International trademark registration is valid for 10 years and can be renewed at the end of the 10-year period directly through WIPO.

The Effects of International Trademark Registration:

From the date of international registration, the protection of a mark registered through the Madrid Protocol is exactly the same as if it had been registered at the IP Office of the Contracting Party. However, a Contracting Party may decide to limit the trademark protection with regard to some or all of the goods or services or may decide to renounce the trademark protection with regard to some or all of the goods or services. This will only affect the territories of the Contracting Party and will not influence the decisions of any other Contracting Parties designated in the international application.


What did the Madrid Protocol do?

The Madrid Protocol is an international treaty that allows business owners to apply for trademark registration in any of the countries that have joined the Madrid Protocol.

Which countries are in the Madrid Protocol?

The Madrid Union currently has 106 members, covering 122 countries. You can see a list of the Contracting Parties on the WIPO website.

When was the Madrid Protocol signed?

The Madrid Agreement Concerning the International Registration of Marks entered into force in 1892 and the Protocol Relating to the Madrid Agreement came into operation on April 1, 1996.

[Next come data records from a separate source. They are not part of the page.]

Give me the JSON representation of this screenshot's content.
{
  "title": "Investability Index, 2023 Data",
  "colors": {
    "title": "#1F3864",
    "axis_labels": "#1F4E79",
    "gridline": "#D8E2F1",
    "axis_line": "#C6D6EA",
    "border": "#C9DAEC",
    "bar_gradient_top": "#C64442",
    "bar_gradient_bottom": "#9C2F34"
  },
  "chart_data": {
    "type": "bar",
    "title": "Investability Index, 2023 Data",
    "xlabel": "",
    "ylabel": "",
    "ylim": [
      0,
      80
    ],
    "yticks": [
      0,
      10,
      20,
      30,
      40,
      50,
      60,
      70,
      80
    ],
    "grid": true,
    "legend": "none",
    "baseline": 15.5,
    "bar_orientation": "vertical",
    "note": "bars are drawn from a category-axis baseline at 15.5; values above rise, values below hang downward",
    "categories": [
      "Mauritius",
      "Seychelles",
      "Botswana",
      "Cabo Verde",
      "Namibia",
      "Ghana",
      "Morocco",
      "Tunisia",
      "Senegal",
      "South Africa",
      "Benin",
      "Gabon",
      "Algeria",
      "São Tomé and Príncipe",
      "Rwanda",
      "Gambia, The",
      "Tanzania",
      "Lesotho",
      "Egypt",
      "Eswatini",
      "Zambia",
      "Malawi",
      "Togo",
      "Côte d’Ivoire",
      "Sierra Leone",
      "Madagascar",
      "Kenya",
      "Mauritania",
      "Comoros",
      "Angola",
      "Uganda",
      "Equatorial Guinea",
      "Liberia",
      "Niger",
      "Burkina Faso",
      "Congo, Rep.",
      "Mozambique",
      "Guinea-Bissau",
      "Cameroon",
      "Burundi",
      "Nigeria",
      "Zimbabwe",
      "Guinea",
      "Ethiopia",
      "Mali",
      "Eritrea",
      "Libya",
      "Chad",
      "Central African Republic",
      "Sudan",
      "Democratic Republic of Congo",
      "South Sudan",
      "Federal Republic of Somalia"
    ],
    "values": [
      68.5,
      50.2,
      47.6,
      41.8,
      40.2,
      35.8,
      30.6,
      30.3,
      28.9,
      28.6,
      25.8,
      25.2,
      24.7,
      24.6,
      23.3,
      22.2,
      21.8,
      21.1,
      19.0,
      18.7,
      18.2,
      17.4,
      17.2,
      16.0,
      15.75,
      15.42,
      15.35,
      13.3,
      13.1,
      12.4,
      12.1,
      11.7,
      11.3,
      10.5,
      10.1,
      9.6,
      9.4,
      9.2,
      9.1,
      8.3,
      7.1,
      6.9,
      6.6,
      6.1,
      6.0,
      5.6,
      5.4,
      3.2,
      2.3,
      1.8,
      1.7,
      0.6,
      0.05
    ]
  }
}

What is a global trademark?

There is no such thing as a global trademark. However, you can apply for an international trademark in multiple countries through the Madrid Protocol.

Is China part of the Madrid Protocol?

Yes, but China does not always acknowledge international applications filed through the Madrid Protocol. In this case, it is better to apply at the Chinese Trademark Office.

Is Canada part of the Madrid Protocol?

Yes. Canada joined the Madrid Protocol in March 2019 and the treaties entered into force in Canada on June 17, 2019.

What is WIPO?

WIPO, or World Intellectual Property Organization, is a self-funding agency of the UN and the global forum for intellectual property services, policy, information, and cooperation.

What is the duration of an international trademark registration under the Madrid Protocol?

International trademark registration is valid for 10 years and can be renewed at the end of the 10-year period directly through WIPO.

Is Hong Kong part of the Madrid Protocol?

Not yet. The Madrid Protocol is only expected to apply to the Hong Kong Special Administrative area in 2020.